If you have lots of goals, how do you space them out?

I get it, I’m supposed to set goals for various timeframes. Some for this year, some for next year, some for ten years from now. But what about for impatient / goal-greedy people? I see those 3-year goals, and I want them all at once, along with my goals for this year. It’s sort of like a buffet, where I try to stuff as much on my plate as possible, so that there’s no space on the plate. It’s towering, and when I walk by other people, they just sort of stare at my plate in horror!

I feel like my goals are similar. I have lots and I understand they should be spaced out, but I can’t resist wanting them all, now!

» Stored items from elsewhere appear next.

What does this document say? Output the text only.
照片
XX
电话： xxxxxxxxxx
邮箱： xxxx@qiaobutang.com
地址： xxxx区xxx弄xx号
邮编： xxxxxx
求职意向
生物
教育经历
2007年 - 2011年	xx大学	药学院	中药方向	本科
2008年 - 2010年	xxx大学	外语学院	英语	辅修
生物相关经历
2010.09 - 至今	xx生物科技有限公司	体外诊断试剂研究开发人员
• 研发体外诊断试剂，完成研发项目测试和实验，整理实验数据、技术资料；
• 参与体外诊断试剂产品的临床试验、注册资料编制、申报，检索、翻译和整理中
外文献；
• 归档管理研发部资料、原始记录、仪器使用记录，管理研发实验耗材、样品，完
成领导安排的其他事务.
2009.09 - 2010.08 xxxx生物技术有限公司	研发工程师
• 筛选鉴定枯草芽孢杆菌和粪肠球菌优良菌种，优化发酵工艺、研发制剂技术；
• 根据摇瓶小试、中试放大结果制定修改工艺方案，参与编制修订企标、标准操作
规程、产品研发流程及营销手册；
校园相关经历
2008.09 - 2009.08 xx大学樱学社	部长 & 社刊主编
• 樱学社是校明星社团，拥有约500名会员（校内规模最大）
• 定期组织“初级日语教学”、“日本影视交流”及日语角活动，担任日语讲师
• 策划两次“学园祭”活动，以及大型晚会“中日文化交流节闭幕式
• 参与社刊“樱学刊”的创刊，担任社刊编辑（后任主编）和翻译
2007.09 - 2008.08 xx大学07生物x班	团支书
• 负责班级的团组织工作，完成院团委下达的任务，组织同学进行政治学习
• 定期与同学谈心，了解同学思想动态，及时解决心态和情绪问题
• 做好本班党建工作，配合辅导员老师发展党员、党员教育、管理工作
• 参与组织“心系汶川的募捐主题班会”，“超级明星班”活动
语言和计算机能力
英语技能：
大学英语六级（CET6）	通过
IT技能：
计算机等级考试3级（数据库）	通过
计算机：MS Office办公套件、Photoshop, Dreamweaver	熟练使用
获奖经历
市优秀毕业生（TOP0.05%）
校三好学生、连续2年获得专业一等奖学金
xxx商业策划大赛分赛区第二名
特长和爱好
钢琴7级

2 different paths. Both please, now!

Some of my goals this year are running-related, things like seeing if I can better my best time at Chuckanut 50k this March, running the West Coast Trail solo in late June, and having a great run at UTMB’s TDS in August. In coming years, I also really want to further my skiing skills, and get into ski mountaineering. The trouble is, I’m super impatient, and I really desperately want everything at once. It means I’m never fully focused on one thing, I’m always thinking about how I can fit the other things in, too. And when you factor in the variability of planning for skiing, having to time the weather, avalanche safety, and the snow conditions, it just doesn’t work that well with also trying to improve in running. Doing multiple things at once is totally fine, but often the best people are the ones who really focus their efforts and energies, day after day. (One gal I really admire who exemplifies this is Krissy Moehl! 18 years of dedication and she wins every damn race there is!)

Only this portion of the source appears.